Mas o diretor da Conectas diz que a quantidade poderia ser bem maior para ajudar a salvar vidas e conter a pandemia nas prisões. Para Fuchs, o país ainda tem "um Poder Judiciário muito conservador".

"Infelizmente, é aquilo de 'vamos deixar preso', mantendo essa postura completamente equivocada do encarceramento em massa", criticou.

Segundo o CNJ, o levantamento periódico de contágios e mortes por COVID-19 é feito a partir de informações de diferentes fontes dos poderes Executivo e Judiciário estaduais do país.

O órgão recebe dados dos Grupos de Monitoramento e Fiscalização do Sistema Carcerário (GMFs) e do Departamento Penitenciário Nacional (Depen), além de boletins epidemiológicos de secretarias estaduais.

ONG internacional critica governo Bolsonaro

O relatório anual da Human Rights Watch sobre o Brasil em 2020 critica duramente a atuação do governo do presidente Jair Bolsonaro no enfretamento à pandemia de COVID-19.

A organização internacional não governamental, que defende e realiza pesquisas sobre direitos humanos, afirma que o presidente "tentou sabotar medidas de saúde pública destinadas a conter" a doença, mas que o Supremo Tribunal Federal (STF), o Congresso Nacional e os governadores "defenderam políticas para proteger os brasileiros".

Superlotado, sistema prisional brasileiro sofre com um ano de pandemia

A Human Rights Watch diz ainda que Bolsonaro não tomou medidas para diminuir a superlotação das prisões e comemorou a recomendação do CNJ para redução de prisões provisórias durante a pandemia, como solução para mitigar os danos.

"Em julho, o presidente Bolsonaro vetou um artigo de um projeto de lei exigindo o uso de máscaras em unidades prisionais e centros socioeducativos, mas o Supremo Tribunal Federal concluiu que o veto não atendeu ao trâmite processual e restabeleceu o artigo da lei", destacou a ONG, lembrando que a corte ressaltou a "precariedade estrutural" das políticas de Saúde nas unidades prisionais e socioeducativas na decisão.

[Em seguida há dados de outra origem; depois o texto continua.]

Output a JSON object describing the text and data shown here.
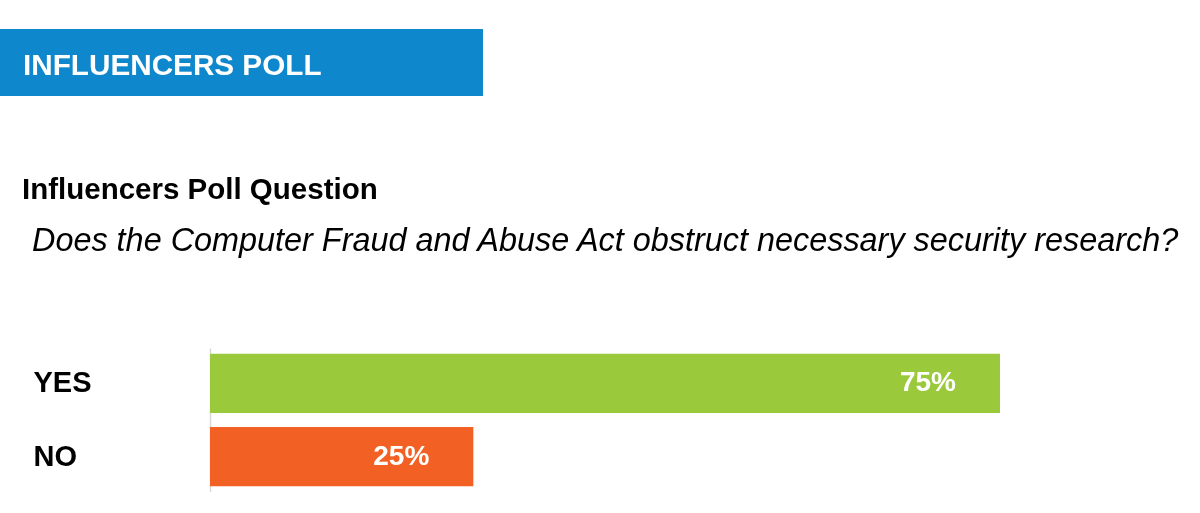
{
  "chart_data": {
    "type": "bar",
    "orientation": "horizontal",
    "title": "INFLUENCERS POLL",
    "subtitle": "Influencers Poll Question",
    "annotations": [
      "Does the Computer Fraud and Abuse Act obstruct necessary security research?"
    ],
    "categories": [
      "YES",
      "NO"
    ],
    "values": [
      75,
      25
    ],
    "colors": [
      "#9ac93c",
      "#f26024"
    ],
    "value_labels": [
      "75%",
      "25%"
    ],
    "xlim": [
      0,
      75
    ],
    "tick_labels": "y"
  }
}
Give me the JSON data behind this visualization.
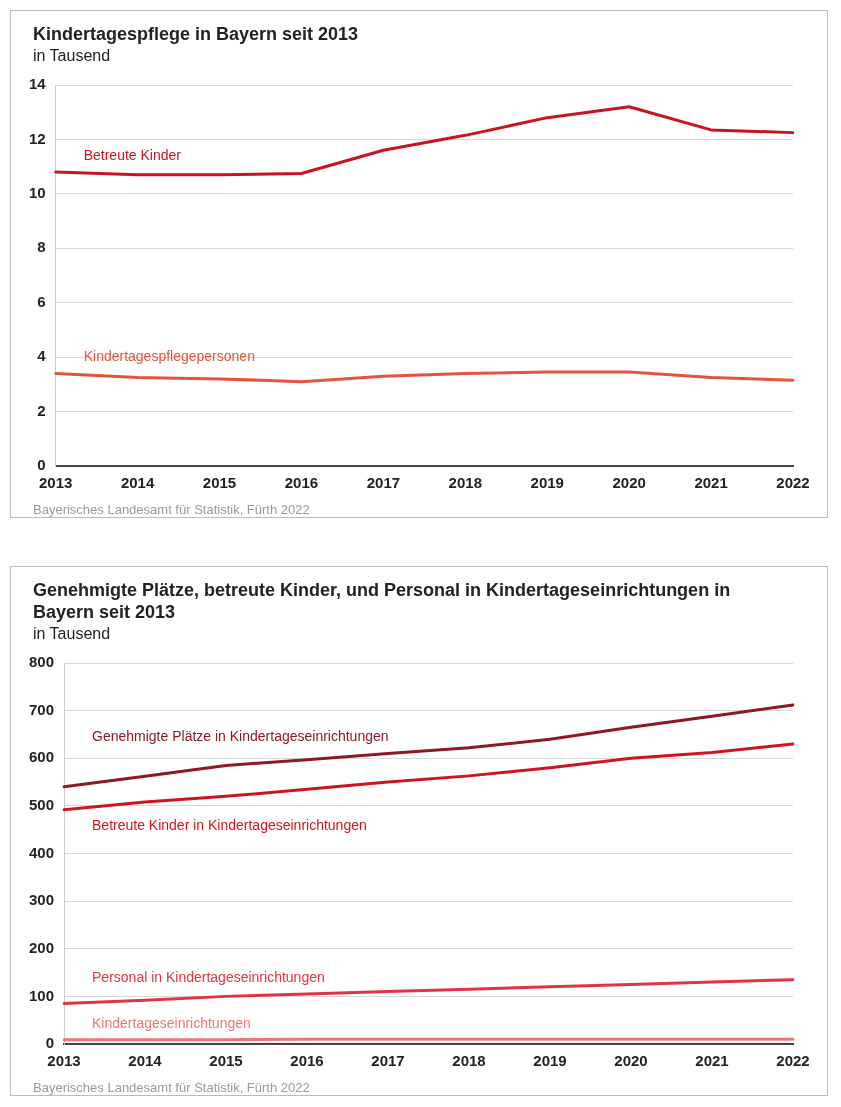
{
  "chart_data": [
    {
      "type": "line",
      "title": "Kindertagespflege in Bayern seit 2013",
      "subtitle": "in Tausend",
      "categories": [
        "2013",
        "2014",
        "2015",
        "2016",
        "2017",
        "2018",
        "2019",
        "2020",
        "2021",
        "2022"
      ],
      "series": [
        {
          "name": "Betreute Kinder",
          "color": "#c8141e",
          "values": [
            10.8,
            10.7,
            10.7,
            10.75,
            11.6,
            12.15,
            12.8,
            13.2,
            12.35,
            12.25
          ]
        },
        {
          "name": "Kindertagespflegepersonen",
          "color": "#e2553c",
          "values": [
            3.4,
            3.25,
            3.2,
            3.1,
            3.3,
            3.4,
            3.45,
            3.45,
            3.25,
            3.15
          ]
        }
      ],
      "ylim": [
        0,
        14
      ],
      "yticks": [
        0,
        2,
        4,
        6,
        8,
        10,
        12,
        14
      ],
      "grid": "y",
      "legend": false,
      "marker": "none",
      "line_style": "solid",
      "annotations": [
        "Bayerisches Landesamt für Statistik, Fürth 2022"
      ]
    },
    {
      "type": "line",
      "title": "Genehmigte Plätze, betreute Kinder, und Personal in Kindertageseinrichtungen in Bayern seit 2013",
      "subtitle": "in Tausend",
      "categories": [
        "2013",
        "2014",
        "2015",
        "2016",
        "2017",
        "2018",
        "2019",
        "2020",
        "2021",
        "2022"
      ],
      "series": [
        {
          "name": "Genehmigte Plätze in Kindertageseinrichtungen",
          "color": "#8c1a22",
          "values": [
            540,
            562,
            585,
            597,
            610,
            622,
            640,
            665,
            688,
            712
          ]
        },
        {
          "name": "Betreute Kinder in Kindertageseinrichtungen",
          "color": "#d0141e",
          "values": [
            492,
            508,
            520,
            535,
            550,
            563,
            580,
            600,
            612,
            630
          ]
        },
        {
          "name": "Personal in Kindertageseinrichtungen",
          "color": "#e03444",
          "values": [
            85,
            92,
            100,
            105,
            110,
            115,
            120,
            125,
            130,
            135
          ]
        },
        {
          "name": "Kindertageseinrichtungen",
          "color": "#f07474",
          "values": [
            9,
            9,
            9,
            10,
            10,
            10,
            10,
            10,
            10,
            10
          ]
        }
      ],
      "ylim": [
        0,
        800
      ],
      "yticks": [
        0,
        100,
        200,
        300,
        400,
        500,
        600,
        700,
        800
      ],
      "grid": "y",
      "legend": false,
      "marker": "none",
      "line_style": "solid",
      "annotations": [
        "Bayerisches Landesamt für Statistik, Fürth 2022"
      ]
    }
  ]
}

A Lei 14.019/20, que tornou obrigatório o uso de máscaras de proteção facial como prevenção à COVID-19 para toda a população, foi aprovada pela Câmara dos Deputados no início de junho.

Porém, em seu veto, o governo excluiu da lei a obrigatoriedade das máscaras em presídios e em estabelecimentos socioeducativos.

Bolsonaro também retirou do texto dois trechos: um determinava fixar cartazes sobre a forma de uso correto dos equipamentos de proteção individual e o outro regulamentava o número máximo de pessoas permitidas simultaneamente dentro dos estabelecimentos.

Os vetos foram derrubados pelo STF após a contestação de PT, PDT e Rede Sustentabilidade, partidos de oposição ao governo.